The author is a Zimbabwean lawyer who now lives in Geneva, Switzerland, and was partly educated in the UK. She said that she doesn’t want to be labelled as “the voice of Zimbabwe” and that she doesn’t write for Zimbabwe but about Zimbabwe. I really want to read this book. Maybe for Christmas I could have it posted from the UK…

By the way…

Some weeks ago an article appeared on The Guardian website telling us that Chinua Achebe, the great Nigerian writer, had rejected the definition of “father of modern African literature”* on the grounds that “there were many of us”. Now a new article, written by Ghanian author Nii Ayikwei Parkes, has some interesting thoughts on the matter.
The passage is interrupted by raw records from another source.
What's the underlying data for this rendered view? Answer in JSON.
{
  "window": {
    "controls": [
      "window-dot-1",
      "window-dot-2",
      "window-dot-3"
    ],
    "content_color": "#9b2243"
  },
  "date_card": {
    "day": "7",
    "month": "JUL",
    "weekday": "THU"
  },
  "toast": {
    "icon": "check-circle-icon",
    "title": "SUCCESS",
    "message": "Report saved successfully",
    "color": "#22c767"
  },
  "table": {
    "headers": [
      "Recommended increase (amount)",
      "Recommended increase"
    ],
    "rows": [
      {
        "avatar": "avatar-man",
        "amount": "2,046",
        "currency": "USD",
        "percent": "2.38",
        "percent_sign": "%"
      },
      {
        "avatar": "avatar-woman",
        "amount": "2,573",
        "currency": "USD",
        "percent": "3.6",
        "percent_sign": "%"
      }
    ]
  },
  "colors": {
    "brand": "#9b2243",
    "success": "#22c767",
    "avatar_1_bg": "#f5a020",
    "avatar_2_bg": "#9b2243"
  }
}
Apart from the fact that it is obvious that there cannot be only one father of African literature as African literature is diverse and written in many different languages, he reflected on the meaning of the expression “father of modern African literature”. Immediately after reading the piece, he googled “father of European literature” and “father of primitive African literature”, thus underlining the eurocentric undertone of the aforementioned expression!

This made me wonder at the way we still "patronize" Africa, we consider it as a whole, even when we are sponsoring what we call "postcolonial literature" (without thinking that this label also implies an eurocentric point of view).


* This expression was coined by Nadine Gordimer in a completely different context. The original sentence was "Chinua Achebe's early work made him the father of modern African literature as an integral part of world literature".